A referendum will be held on whether to let foreigners and entities with foreign owners enter the market as well, though the law gives no date for such a referendum.
The law also sets a minimum starting price for farmland and limits the area that can be accumulated by one person or entity.
Speaking ahead of the voting, Zelenskiy thanked lawmakers for wearing masks to avoid infection. A lawmaker was one of the first coronavirus cases in the country and several others are suspected of being infected.
“It is difficult for the entire world. And it is very difficult for Ukraine. And support for the Ukrainian economy is very important for us today, support for the people who are working in businesses,” Zelenskiy said.
Ukraine’s economy has been propped up by IMF deals since the 2014 Russian annexation of Crimea plunged the country into turmoil.
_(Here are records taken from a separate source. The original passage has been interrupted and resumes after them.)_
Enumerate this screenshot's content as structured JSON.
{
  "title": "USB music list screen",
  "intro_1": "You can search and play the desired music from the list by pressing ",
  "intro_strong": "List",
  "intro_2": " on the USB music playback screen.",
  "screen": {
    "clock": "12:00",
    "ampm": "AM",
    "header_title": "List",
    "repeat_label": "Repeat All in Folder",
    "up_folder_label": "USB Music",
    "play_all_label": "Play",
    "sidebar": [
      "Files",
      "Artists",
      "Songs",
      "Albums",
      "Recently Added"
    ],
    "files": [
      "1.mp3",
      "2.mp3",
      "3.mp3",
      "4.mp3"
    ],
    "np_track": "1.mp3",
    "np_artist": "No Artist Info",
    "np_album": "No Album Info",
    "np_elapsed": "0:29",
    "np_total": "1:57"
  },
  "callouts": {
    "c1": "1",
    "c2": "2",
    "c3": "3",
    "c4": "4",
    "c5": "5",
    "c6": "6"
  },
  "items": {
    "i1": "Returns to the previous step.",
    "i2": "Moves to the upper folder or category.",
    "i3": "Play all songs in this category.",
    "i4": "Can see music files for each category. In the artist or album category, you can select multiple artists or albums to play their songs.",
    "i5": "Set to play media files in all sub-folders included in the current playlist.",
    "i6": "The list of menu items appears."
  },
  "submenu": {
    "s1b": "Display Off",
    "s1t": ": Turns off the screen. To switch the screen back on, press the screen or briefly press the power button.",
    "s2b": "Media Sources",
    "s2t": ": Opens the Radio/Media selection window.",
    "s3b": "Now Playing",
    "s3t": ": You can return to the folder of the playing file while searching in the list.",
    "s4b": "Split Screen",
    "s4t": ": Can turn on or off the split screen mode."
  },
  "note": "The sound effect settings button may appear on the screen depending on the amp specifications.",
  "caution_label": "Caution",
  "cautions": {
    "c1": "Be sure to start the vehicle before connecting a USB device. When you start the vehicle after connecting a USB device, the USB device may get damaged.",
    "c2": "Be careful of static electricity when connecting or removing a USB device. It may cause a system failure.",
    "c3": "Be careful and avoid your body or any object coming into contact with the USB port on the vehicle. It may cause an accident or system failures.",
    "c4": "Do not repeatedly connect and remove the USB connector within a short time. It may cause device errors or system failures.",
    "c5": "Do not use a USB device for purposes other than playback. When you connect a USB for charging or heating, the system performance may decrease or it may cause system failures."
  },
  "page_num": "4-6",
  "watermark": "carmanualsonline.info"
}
Such deals, contingent on passing reforms and tackling endemic corruption, also shored up investor confidence.
In revised forecasts submitted to parliament on Monday, the government said it expected the budget deficit to treble and inflation to rise to 8.7% from a previous estimate of 5.8%. The economy could shrink 3.9%, a government spokeswoman said.
To receive IMF loans, parliament will also have to vote again to pass a law which would prevent the former owners of banks declared insolvent from regaining their assets.
The bill is seen by some analysts as working against the interests of Ihor Kolomoisky, a wealthy tycoon and an early backer of Zelenskiy’s 2019 presidential campaign.
Parliament also voted to approve the appointment of Serhiy Marchenko, a former deputy finance minister under a previous administration, as the new finance minister after his predecessor was sacked less than a month into the job.
With the number of coronavirus cases rising fast, parliament also voted to dismiss Health Minister Illia Yemets, who had also been appointed as part of a sweeping government reshuffle at the start of March. He was replaced by a former regional governor.